The TSO Parallel Guide System is an invaluable accessory for cabinet making. It allows you to set consistent and repeatable measurements for making parallel rip cuts and crosscuts, ideal for creating cabinet sides, shelves, and dividers. This system is ideal for batching a series of cabinet components sharing the same cut dimensions, reducing variability and the risk of errors and rework.

3. GRS-16 Guide Rail Square

The GRS-16 Guide Rail Square also enhances the precision of your track saw cuts. It ensures your cuts are perfectly perpendicular to the edge of your workpiece, which is essential for the assembly of square cabinets. With this guide rail square, you can quickly and confidently create panels to the precise dimensions of your project.

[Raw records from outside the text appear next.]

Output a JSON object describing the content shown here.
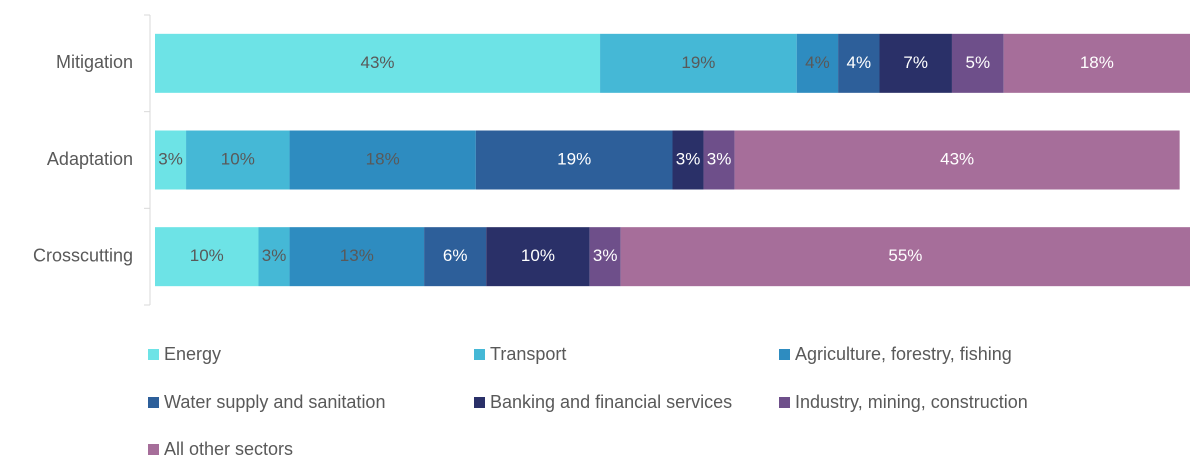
{
  "chart_data": {
    "type": "stacked_bar_horizontal",
    "categories": [
      "Mitigation",
      "Adaptation",
      "Crosscutting"
    ],
    "xlim": [
      0,
      100
    ],
    "series": [
      {
        "name": "Energy",
        "color": "#6de3e6",
        "label_color": "#595959",
        "values": [
          43,
          3,
          10
        ],
        "value_labels": [
          "43%",
          "3%",
          "10%"
        ]
      },
      {
        "name": "Transport",
        "color": "#45b8d6",
        "label_color": "#595959",
        "values": [
          19,
          10,
          3
        ],
        "value_labels": [
          "19%",
          "10%",
          "3%"
        ]
      },
      {
        "name": "Agriculture, forestry, fishing",
        "color": "#2e8cc0",
        "label_color": "#595959",
        "values": [
          4,
          18,
          13
        ],
        "value_labels": [
          "4%",
          "18%",
          "13%"
        ]
      },
      {
        "name": "Water supply and sanitation",
        "color": "#2d5f9a",
        "label_color": "#ffffff",
        "values": [
          4,
          19,
          6
        ],
        "value_labels": [
          "4%",
          "19%",
          "6%"
        ]
      },
      {
        "name": "Banking and financial services",
        "color": "#2a3068",
        "label_color": "#ffffff",
        "values": [
          7,
          3,
          10
        ],
        "value_labels": [
          "7%",
          "3%",
          "10%"
        ]
      },
      {
        "name": "Industry, mining, construction",
        "color": "#6e4f8a",
        "label_color": "#ffffff",
        "values": [
          5,
          3,
          3
        ],
        "value_labels": [
          "5%",
          "3%",
          "3%"
        ]
      },
      {
        "name": "All other sectors",
        "color": "#a66e9a",
        "label_color": "#ffffff",
        "values": [
          18,
          43,
          55
        ],
        "value_labels": [
          "18%",
          "43%",
          "55%"
        ]
      }
    ]
  }
}
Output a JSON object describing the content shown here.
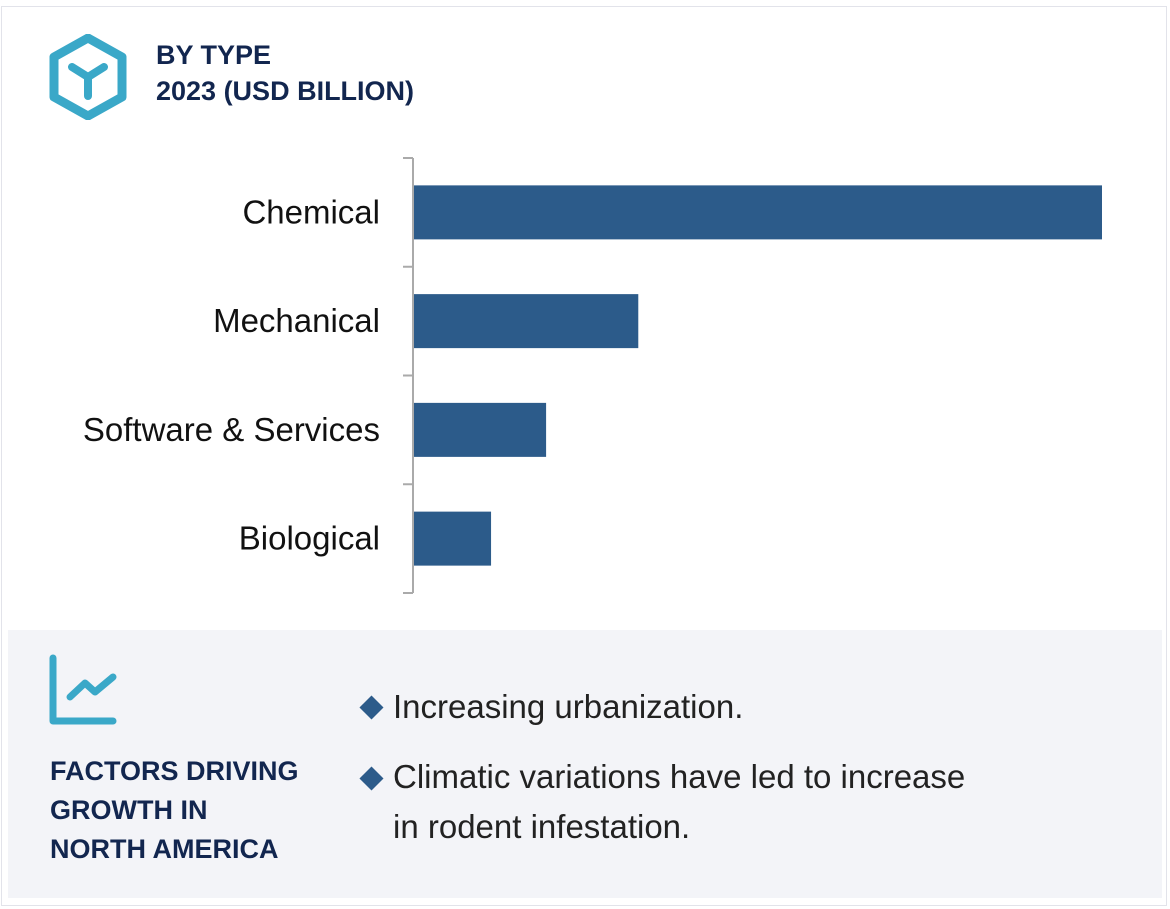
{
  "header": {
    "line1": "BY TYPE",
    "line2": "2023 (USD BILLION)",
    "icon": "hexagon-y-icon"
  },
  "chart_data": {
    "type": "bar",
    "orientation": "horizontal",
    "title": "BY TYPE 2023 (USD BILLION)",
    "categories": [
      "Chemical",
      "Mechanical",
      "Software & Services",
      "Biological"
    ],
    "values": [
      100,
      32.6,
      19.2,
      11.2
    ],
    "value_note": "relative bar lengths, no axis values printed",
    "bar_color": "#2c5b8a",
    "grid": false,
    "legend": "none"
  },
  "factors": {
    "icon": "line-chart-icon",
    "title_lines": [
      "FACTORS DRIVING",
      "GROWTH IN",
      "NORTH AMERICA"
    ],
    "bullets": [
      "Increasing urbanization.",
      "Climatic variations have led to increase",
      "in rodent infestation."
    ]
  },
  "colors": {
    "accent": "#3aa8c8",
    "navy": "#12264f",
    "bar": "#2c5b8a",
    "panel": "#f3f4f8"
  }
}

What Else Do I Need To Consider?

While these three tools are incredibly useful for the initial stages of cabinet construction, they do have limitations when finishing your work. They won’t, for example, route fine edge details into your cabinet door rails and stiles. Here are a few areas where you should consider supplementing your tool arsenal:

1. Detailed Joinery

The track saw lacks the precision required for intricate joinery like creating the mortise and tenon joints common in cabinet doors. For such tasks, routers with specialized bits are the bee’s knees!

2. Edge Profiles

Achieving decorative edge profiles or beading, often seen on cabinet door frames, demands the finesse of a router table or handheld router. These tools allow woodworkers to add intricate designs and profiles that enhance the aesthetics of cabinet components.

3. Hardware Installation

Mounting hinges, knobs, and handles on cabinet doors and drawers necessitates accurate measurements and precise hole drilling. While the track saw and guide systems are excellent for dimensioning, drill drivers and dedicated drilling jigs and templates are necessary for exact hardware placement.

4. Finishing Touches

The final steps of cabinet construction—sanding, applying finishes, and ensuring flawless surfaces—rely on hand tools like sandpaper, scrapers, and brushes. These tools allow woodworkers to achieve a level of detail and finesse that power tools alone cannot provide.

It’s amazing how far you can get in building cabinets with a track saw and parallel guide system. Supplementing a router, arguably the most versatile woodworking tool around, is a decision you’ll likely not regret.